The 20th Soviet Party Congress, which revealed Stalin’s crimes, shocked them deeply: ‘Yes, we found that difficult to digest.’ However, in 1968, they justified the Warsaw Pact intervention in Czechoslovakia: ‘We had to prevent the country breaking out of the Socialist camp.’ Later, doubts occurred: had they been given true information about Dubcek’s reformist aims?

They raised three children who all received an excellent education funded by the state. Henny had a major role in developing the deep sea fishing industry of East Germany. Later, she worked on co-ordinating food production between the GDR, Bulgaria and Poland. Norbert hoped to join the diplomatic service, but the years he had spent in the West made him suspect and thus ruled him out. He did, however, join the Ministry of Foreign Trade and helped to develop trade with India and the ‘developing world’. Later, he became a university lecturer on international affairs.

Asked about their attitude to Judaism, Henny replied: ‘I share a fate with many. It’s that simple. I‘ve had nothing to do with the religion. I’ve never belonged to a Jewish community. But instinctively I’m interested in Judaism. The problems of Israel don’t leave me cold. Whether I hear good or bad, I prick up my ears. If Jews accomplish something good, I’m proud as if one of my own family had done so. But I also see things that displease me. I’ve not become blind.’
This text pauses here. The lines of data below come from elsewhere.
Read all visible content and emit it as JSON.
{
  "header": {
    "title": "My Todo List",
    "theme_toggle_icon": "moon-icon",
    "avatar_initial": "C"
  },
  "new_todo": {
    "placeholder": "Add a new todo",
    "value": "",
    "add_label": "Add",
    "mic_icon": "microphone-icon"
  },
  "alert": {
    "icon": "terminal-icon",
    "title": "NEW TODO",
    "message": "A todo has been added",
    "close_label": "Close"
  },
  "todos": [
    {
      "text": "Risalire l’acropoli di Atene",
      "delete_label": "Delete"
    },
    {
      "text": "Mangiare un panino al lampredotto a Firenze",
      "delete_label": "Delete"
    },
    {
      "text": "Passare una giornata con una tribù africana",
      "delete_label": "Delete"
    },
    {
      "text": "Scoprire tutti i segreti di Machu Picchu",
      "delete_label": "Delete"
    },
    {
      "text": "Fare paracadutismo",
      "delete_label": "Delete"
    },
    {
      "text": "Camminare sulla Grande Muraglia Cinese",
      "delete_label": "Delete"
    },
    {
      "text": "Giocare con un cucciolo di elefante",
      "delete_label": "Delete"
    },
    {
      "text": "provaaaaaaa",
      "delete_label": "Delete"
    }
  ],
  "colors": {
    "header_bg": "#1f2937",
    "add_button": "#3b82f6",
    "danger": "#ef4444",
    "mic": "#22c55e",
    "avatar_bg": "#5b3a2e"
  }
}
Norbert added: ‘I’ve never felt proud to be a Jew. I did nothing to become one. I was born into it. But being joined by a common fate does definitely play a role. When Jews achieve something positive I’m happy. It gives me joy when a magnificent pianist or violin virtuoso is called Zuckerman or Perlman or Barenboim … Henny and I often laugh about it, but there it is. There has never been a period when we would have wished not to be Jewish.’

On the other hand, as the years passed, their attitude to the GDR became more disenchanted: ‘Our rigid Party discipline was wrong. Decisions have to be debated and worked on.’ Norbert, more than his wife, became critical of the Politburo – but, as he emphasises, never of a socialist society as such. When the collapse came, they said they felt they had lost their Heimat for a second time. ‘When I heard that slogan “Deutschland – einig Vaterland” I knew that meant capitalist Germany. That’s the end of our GDR … We saw the past coming back. For 40 years we had worked to ensure we would never have it back … I hate this world of accountants. The books have to balance. Don’t you think it pains us that one of our sons, who has had a decent education, has to live off the dole? ... that people of 40, 45 or 50 can find no work? … that they’re discarded as scrap metal? I ask myself repeatedly: was all my life in vain? I had hoped to see a little more success from the things for which I gave my strength, my thoughts and my life … Yes, we live here, but it is no longer our world. I speak my opinions only in the limited circle of others who, like us, sit on the ruins of Jerusalem and weep.’

Henny died in 2009. This reviewer, who spent an entire life in the opposite camp (I was responsible for BBC broadcasts to Eastern Europe), nevertheless found this testimony deeply moving.